- Born: 14 March 1920 Northern Ireland
- Died: 11 April 1997 (aged 77)

Academic background
- Education: Queen's University Belfast (BSc)

Academic work
- Discipline: Chemistry Geology
- Institutions: University of St Andrews Nobel Enterprises Geological Society of Glasgow

= Edwin Mervyn Patterson =

Irish-born research chemist and geologist

Edward Mervyn Patterson FRSE FRGS FGS FSAScot (14 March 1920 - 11 April 1997) was an Irish-born research chemist and geologist. He was president of the Geological Society of Glasgow from 1964 to 1967.

==Early life and education==
He was born in Northern Ireland on 14 March 1920, the son of John Wilson Patterson, a civil servant, and his wife, Dorothy Mary Ekin. He was educated at Bangor Grammar School. He then studied chemistry at Queen's University Belfast, earning a BSc in 1941.

== Career ==
After earning his bachelor's degree, Patterson began work as a research chemist, specialising in explosives.
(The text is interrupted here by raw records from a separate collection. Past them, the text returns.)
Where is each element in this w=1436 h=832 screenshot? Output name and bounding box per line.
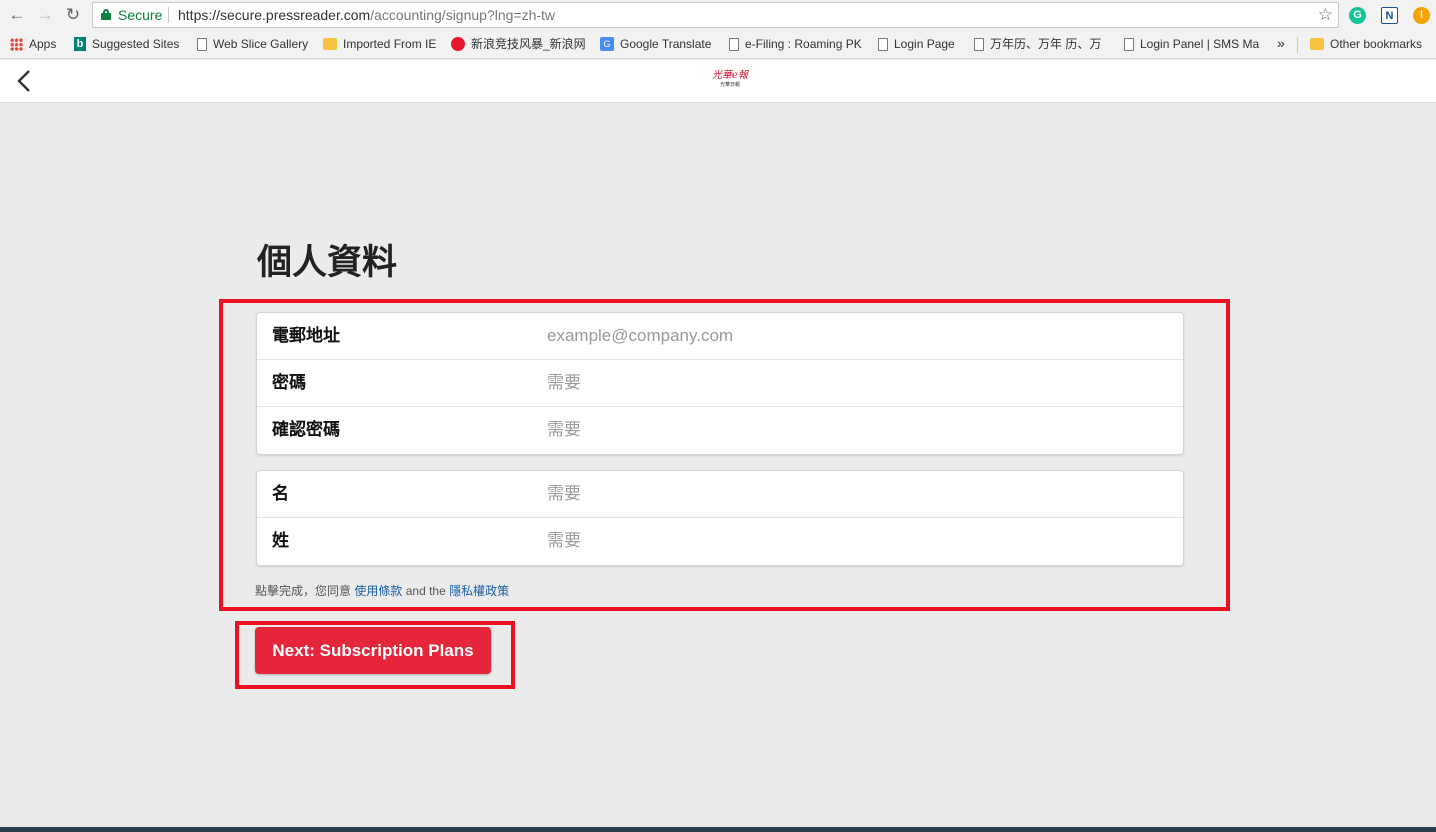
terms-notice: 點擊完成，您同意 使用條款 and the 隱私權政策 xyxy=(255,583,509,599)
bookmark-item[interactable]: G Google Translate xyxy=(600,36,711,52)
google-translate-icon: G xyxy=(600,37,614,51)
terms-prefix: 點擊完成，您同意 xyxy=(255,584,352,598)
reload-icon[interactable]: ↻ xyxy=(62,5,84,25)
bookmark-label: 新浪竞技风暴_新浪网 xyxy=(471,37,586,51)
name-field-row: 姓 xyxy=(257,518,1183,565)
bookmark-item[interactable]: Login Panel | SMS Ma xyxy=(1124,36,1259,52)
forward-arrow-icon[interactable]: → xyxy=(34,5,56,25)
field-label: 密碼 xyxy=(272,373,306,392)
bookmark-label: Apps xyxy=(29,37,57,51)
bookmark-label: Imported From IE xyxy=(343,37,437,51)
field-label: 姓 xyxy=(272,531,289,550)
other-bookmarks-label: Other bookmarks xyxy=(1330,37,1423,51)
name-fields-card: 名姓 xyxy=(256,470,1184,566)
bing-icon: b xyxy=(74,37,86,51)
field-label: 確認密碼 xyxy=(272,420,340,439)
folder-icon xyxy=(1310,38,1324,50)
alert-extension-icon[interactable]: ! xyxy=(1413,7,1430,24)
omnibox-divider xyxy=(168,7,169,23)
bookmark-item[interactable]: 万年历、万年 历、万 xyxy=(974,36,1101,52)
chevron-left-icon xyxy=(17,70,30,92)
page-title: 個人資料 xyxy=(257,242,398,283)
account-fields-card: 電郵地址密碼確認密碼 xyxy=(256,312,1184,455)
folder-icon xyxy=(323,38,337,50)
account-field-input-2[interactable] xyxy=(547,415,1167,445)
name-field-row: 名 xyxy=(257,471,1183,518)
url-host: https://secure.pressreader.com xyxy=(178,7,371,23)
logo-title: 光華e報 xyxy=(712,70,748,81)
bookmarks-bar: Apps b Suggested Sites Web Slice Gallery Imp… xyxy=(0,30,1436,59)
apps-grid-icon xyxy=(10,37,23,51)
taskbar-edge xyxy=(0,827,1436,832)
account-field-input-1[interactable] xyxy=(547,368,1167,398)
page-icon xyxy=(974,37,984,51)
other-bookmarks[interactable]: Other bookmarks xyxy=(1310,36,1422,52)
bookmark-item[interactable]: Imported From IE xyxy=(323,36,436,52)
account-field-row: 電郵地址 xyxy=(257,313,1183,360)
bookmark-item[interactable]: b Suggested Sites xyxy=(74,36,179,52)
back-button[interactable] xyxy=(14,68,34,94)
bookmark-label: Login Panel | SMS Ma xyxy=(1140,37,1260,51)
account-field-row: 確認密碼 xyxy=(257,407,1183,454)
bookmark-label: 万年历、万年 历、万 xyxy=(990,37,1102,51)
bookmark-label: e-Filing : Roaming PK xyxy=(745,37,862,51)
name-field-input-1[interactable] xyxy=(547,526,1167,556)
back-arrow-icon[interactable]: ← xyxy=(6,5,28,25)
bookmark-item[interactable]: 新浪竞技风暴_新浪网 xyxy=(451,36,586,52)
browser-toolbar: ← → ↻ Secure https://secure.pressreader.… xyxy=(0,0,1436,30)
page-icon xyxy=(1124,37,1134,51)
account-field-row: 密碼 xyxy=(257,360,1183,407)
field-label: 電郵地址 xyxy=(272,326,340,345)
bookmark-label: Web Slice Gallery xyxy=(213,37,309,51)
grammarly-icon[interactable]: G xyxy=(1349,7,1366,24)
bookmark-label: Google Translate xyxy=(620,37,712,51)
page-icon xyxy=(729,37,739,51)
bookmarks-overflow-button[interactable]: » xyxy=(1277,35,1285,51)
url-text[interactable]: https://secure.pressreader.com/accountin… xyxy=(178,3,555,27)
address-bar[interactable]: Secure https://secure.pressreader.com/ac… xyxy=(92,2,1339,28)
terms-mid: and the xyxy=(405,584,446,598)
site-header: 光華e報 光華日報 xyxy=(0,60,1436,103)
bookmarks-divider xyxy=(1297,37,1298,53)
bookmark-item[interactable]: e-Filing : Roaming PK xyxy=(729,36,862,52)
secure-label: Secure xyxy=(118,7,163,23)
account-field-input-0[interactable] xyxy=(547,321,1167,351)
url-path: /accounting/signup?lng=zh-tw xyxy=(370,7,556,23)
bookmark-star-icon[interactable]: ☆ xyxy=(1318,3,1333,27)
page-icon xyxy=(878,37,888,51)
bookmark-item[interactable]: Login Page xyxy=(878,36,955,52)
lock-icon xyxy=(101,9,111,20)
next-subscription-plans-button[interactable]: Next: Subscription Plans xyxy=(255,627,491,674)
site-logo[interactable]: 光華e報 光華日報 xyxy=(704,70,756,92)
weibo-icon xyxy=(451,37,465,51)
bookmark-label: Login Page xyxy=(894,37,955,51)
name-field-input-0[interactable] xyxy=(547,479,1167,509)
privacy-policy-link[interactable]: 隱私權政策 xyxy=(449,584,509,598)
bookmark-item[interactable]: Web Slice Gallery xyxy=(197,36,308,52)
page-icon xyxy=(197,37,207,51)
bookmark-label: Suggested Sites xyxy=(92,37,180,51)
terms-of-use-link[interactable]: 使用條款 xyxy=(354,584,402,598)
bookmark-item[interactable]: Apps xyxy=(10,36,56,52)
n-extension-icon[interactable]: N xyxy=(1381,7,1398,24)
field-label: 名 xyxy=(272,484,289,503)
logo-subtitle: 光華日報 xyxy=(719,82,740,88)
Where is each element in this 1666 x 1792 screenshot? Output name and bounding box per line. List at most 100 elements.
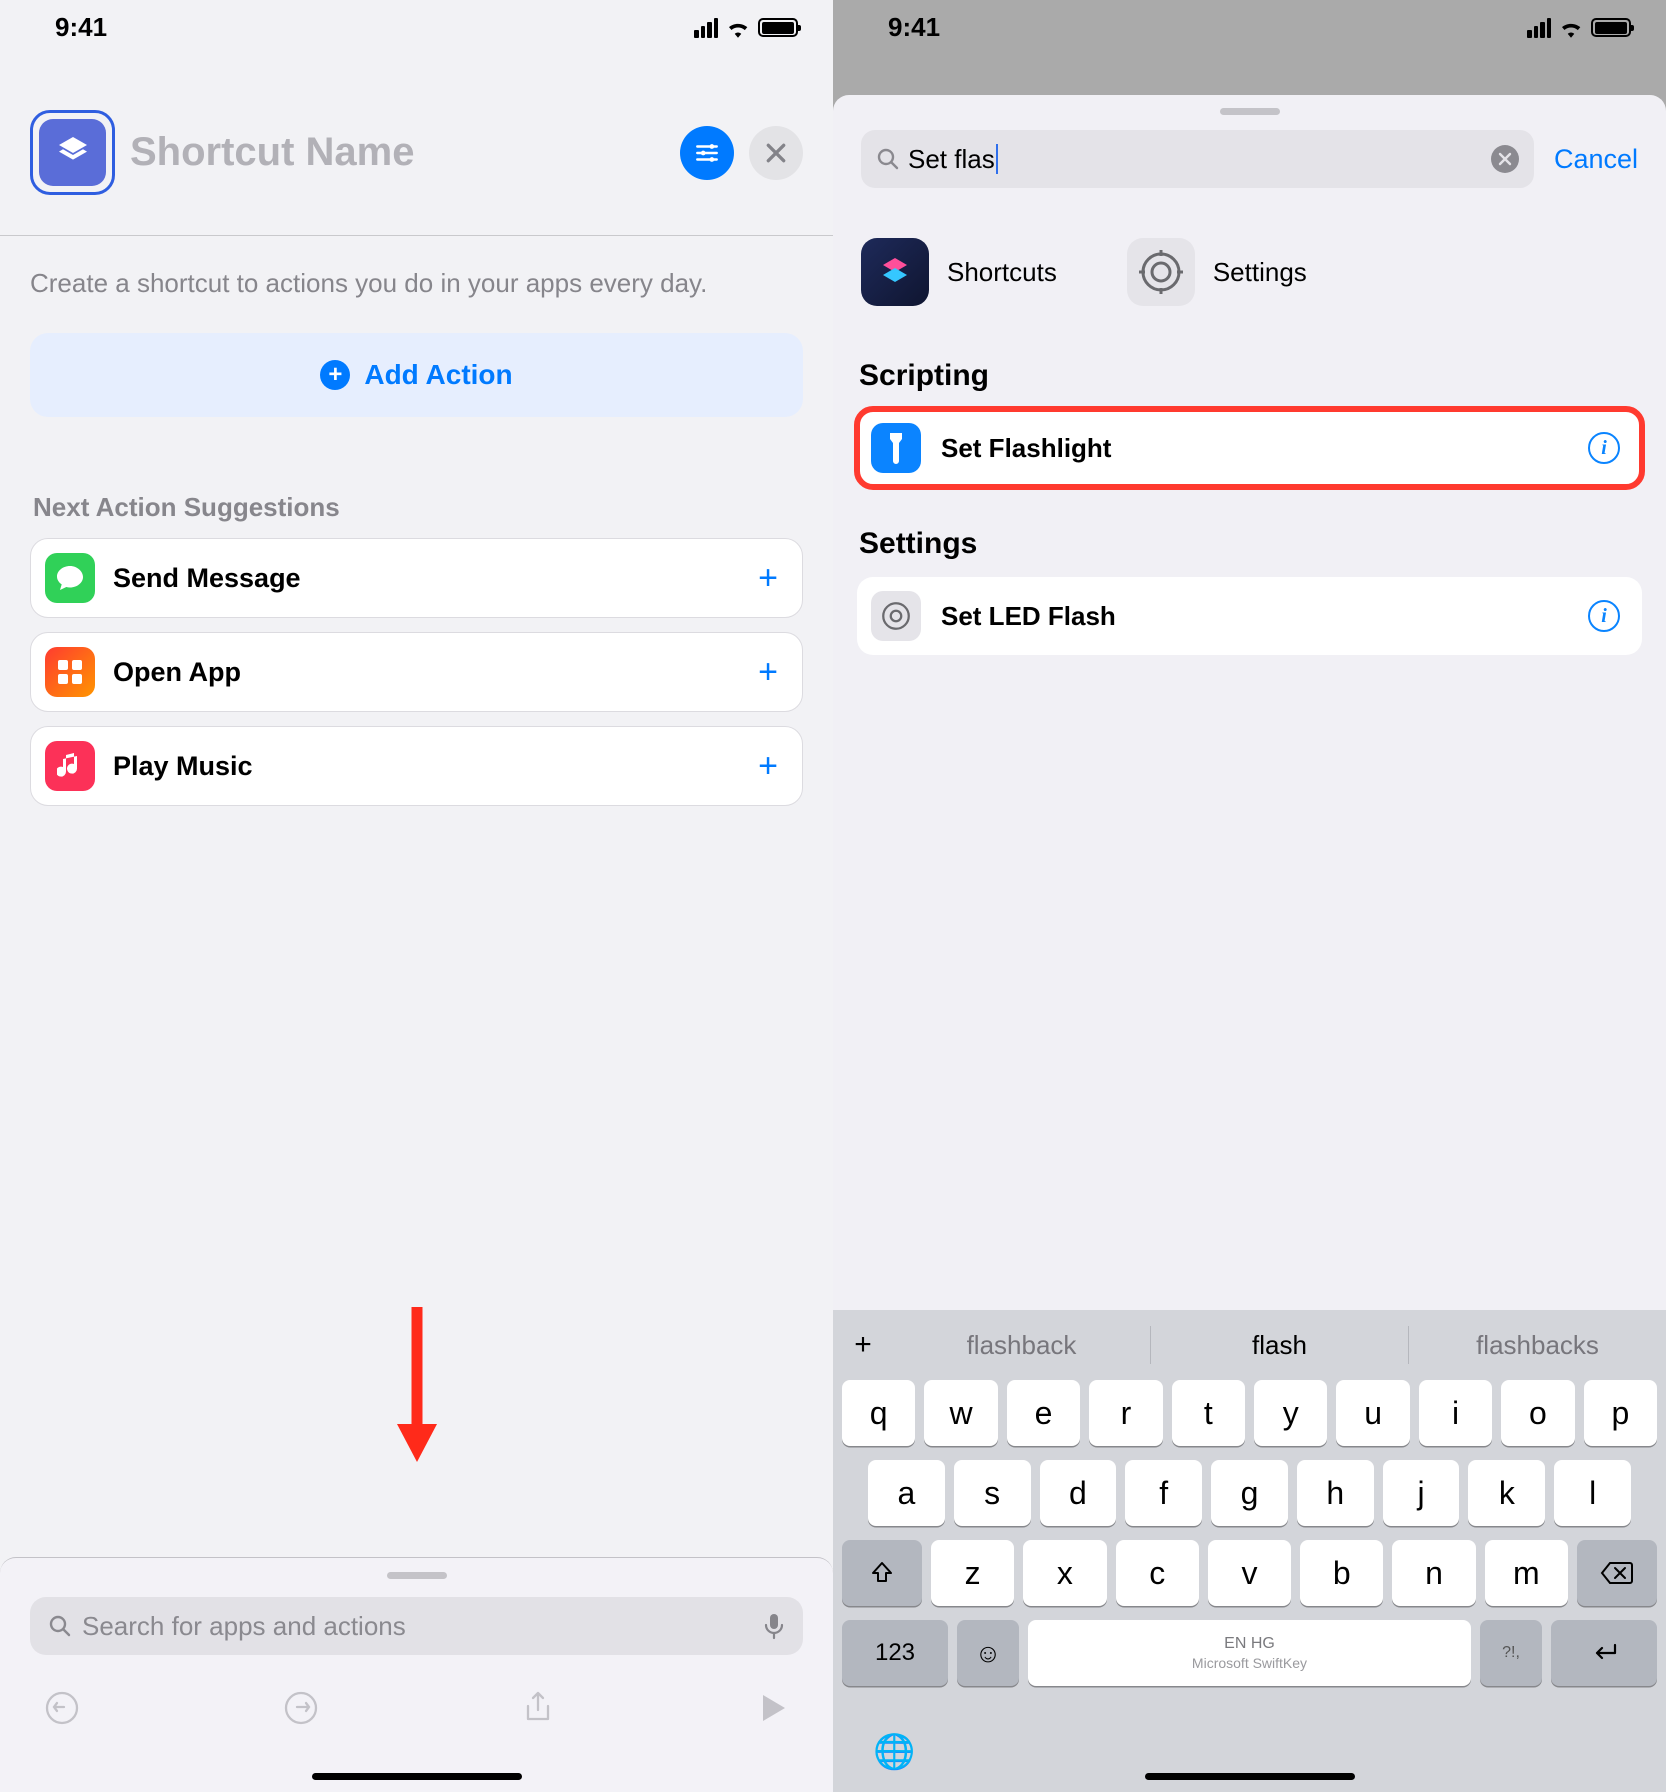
info-button[interactable]: i	[1588, 600, 1620, 632]
key-backspace[interactable]	[1577, 1540, 1657, 1606]
key-symbols[interactable]: ?!,	[1480, 1620, 1542, 1686]
action-set-flashlight[interactable]: Set Flashlight i	[857, 409, 1642, 487]
key-r[interactable]: r	[1089, 1380, 1162, 1446]
app-grid-icon	[45, 647, 95, 697]
shortcut-glyph-icon	[39, 119, 106, 186]
key-x[interactable]: x	[1023, 1540, 1106, 1606]
grabber-icon[interactable]	[1220, 108, 1280, 115]
space-label-1: EN HG	[1224, 1635, 1275, 1653]
key-space[interactable]: EN HG Microsoft SwiftKey	[1028, 1620, 1471, 1686]
play-button[interactable]	[758, 1691, 788, 1725]
key-row-2: a s d f g h j k l	[833, 1460, 1666, 1526]
messages-icon	[45, 553, 95, 603]
prediction-add[interactable]: +	[833, 1328, 893, 1362]
key-return[interactable]	[1551, 1620, 1657, 1686]
add-icon[interactable]: +	[758, 747, 778, 786]
phone-left-editor: 9:41 Shortcut Name Create a shortcut to …	[0, 0, 833, 1792]
redo-button[interactable]	[284, 1691, 318, 1725]
key-e[interactable]: e	[1007, 1380, 1080, 1446]
key-123[interactable]: 123	[842, 1620, 948, 1686]
status-indicators	[694, 18, 798, 38]
shortcut-title-field[interactable]: Shortcut Name	[130, 130, 665, 175]
prediction-left[interactable]: flashback	[893, 1326, 1150, 1364]
key-i[interactable]: i	[1419, 1380, 1492, 1446]
suggestion-play-music[interactable]: Play Music +	[30, 726, 803, 806]
key-u[interactable]: u	[1336, 1380, 1409, 1446]
add-icon[interactable]: +	[758, 653, 778, 692]
app-result-shortcuts[interactable]: Shortcuts	[861, 238, 1057, 306]
key-c[interactable]: c	[1116, 1540, 1199, 1606]
key-o[interactable]: o	[1501, 1380, 1574, 1446]
shortcut-icon-button[interactable]	[30, 110, 115, 195]
key-z[interactable]: z	[931, 1540, 1014, 1606]
app-result-settings[interactable]: Settings	[1127, 238, 1307, 306]
backspace-icon	[1600, 1561, 1634, 1585]
add-action-label: Add Action	[364, 359, 512, 391]
key-b[interactable]: b	[1300, 1540, 1383, 1606]
mic-icon[interactable]	[763, 1612, 785, 1640]
prediction-bar: + flashback flash flashbacks	[833, 1310, 1666, 1380]
home-indicator[interactable]	[1145, 1773, 1355, 1780]
status-time: 9:41	[55, 12, 107, 43]
cancel-button[interactable]: Cancel	[1554, 144, 1638, 175]
app-label: Shortcuts	[947, 257, 1057, 288]
close-button[interactable]	[749, 126, 803, 180]
music-icon	[45, 741, 95, 791]
software-keyboard[interactable]: + flashback flash flashbacks q w e r t y…	[833, 1310, 1666, 1792]
close-icon	[765, 142, 787, 164]
add-action-button[interactable]: + Add Action	[30, 333, 803, 417]
search-field[interactable]: Search for apps and actions	[30, 1597, 803, 1655]
key-y[interactable]: y	[1254, 1380, 1327, 1446]
share-button[interactable]	[523, 1690, 553, 1726]
key-f[interactable]: f	[1125, 1460, 1202, 1526]
key-n[interactable]: n	[1392, 1540, 1475, 1606]
app-label: Settings	[1213, 257, 1307, 288]
suggestion-open-app[interactable]: Open App +	[30, 632, 803, 712]
status-bar: 9:41	[833, 0, 1666, 55]
wifi-icon	[1558, 18, 1584, 38]
key-shift[interactable]	[842, 1540, 922, 1606]
search-icon	[876, 147, 900, 171]
key-l[interactable]: l	[1554, 1460, 1631, 1526]
annotation-arrow	[392, 1302, 442, 1462]
key-d[interactable]: d	[1040, 1460, 1117, 1526]
prediction-right[interactable]: flashbacks	[1409, 1326, 1666, 1364]
key-v[interactable]: v	[1208, 1540, 1291, 1606]
shift-icon	[869, 1560, 895, 1586]
key-g[interactable]: g	[1211, 1460, 1288, 1526]
key-k[interactable]: k	[1468, 1460, 1545, 1526]
action-set-led-flash[interactable]: Set LED Flash i	[857, 577, 1642, 655]
key-w[interactable]: w	[924, 1380, 997, 1446]
section-header-settings: Settings	[859, 527, 1642, 561]
prediction-mid[interactable]: flash	[1150, 1326, 1409, 1364]
key-row-1: q w e r t y u i o p	[833, 1380, 1666, 1446]
section-header-scripting: Scripting	[859, 359, 1642, 393]
globe-button[interactable]: 🌐	[873, 1732, 915, 1772]
action-search-sheet: Set flas Cancel Shortcuts Settings	[833, 95, 1666, 1792]
suggestion-send-message[interactable]: Send Message +	[30, 538, 803, 618]
key-q[interactable]: q	[842, 1380, 915, 1446]
key-s[interactable]: s	[954, 1460, 1031, 1526]
key-j[interactable]: j	[1383, 1460, 1460, 1526]
wifi-icon	[725, 18, 751, 38]
suggestion-label: Send Message	[113, 563, 758, 594]
key-t[interactable]: t	[1172, 1380, 1245, 1446]
settings-button[interactable]	[680, 126, 734, 180]
key-a[interactable]: a	[868, 1460, 945, 1526]
cellular-icon	[1527, 18, 1551, 38]
key-emoji[interactable]: ☺	[957, 1620, 1019, 1686]
flashlight-icon	[871, 423, 921, 473]
search-field[interactable]: Set flas	[861, 130, 1534, 188]
grabber-icon[interactable]	[387, 1572, 447, 1579]
info-button[interactable]: i	[1588, 432, 1620, 464]
key-p[interactable]: p	[1584, 1380, 1657, 1446]
key-h[interactable]: h	[1297, 1460, 1374, 1526]
search-sheet[interactable]: Search for apps and actions	[0, 1557, 833, 1792]
key-m[interactable]: m	[1485, 1540, 1568, 1606]
settings-app-icon	[871, 591, 921, 641]
home-indicator[interactable]	[312, 1773, 522, 1780]
clear-button[interactable]	[1491, 145, 1519, 173]
add-icon[interactable]: +	[758, 559, 778, 598]
phone-right-search: 9:41 Set flas Cancel S	[833, 0, 1666, 1792]
undo-button[interactable]	[45, 1691, 79, 1725]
In 1947, he began lecturing in geology at the University of St Andrews. In 1954, he became the plant manager at Nobel's Explosive Company at Ardeer, North Ayrshire in west Scotland, remaining there until retiring in 1982.

In 1957 he was elected a fellow of the Royal Society of Edinburgh. His proposers were Frederick Walker, Samuel James Shand, Sergei Tomkeieff, Archibald Gordon MacGregor and James Ernest Richey.

==Personal life==

Patterson was married to Violet Adams. He died on 11 April 1997.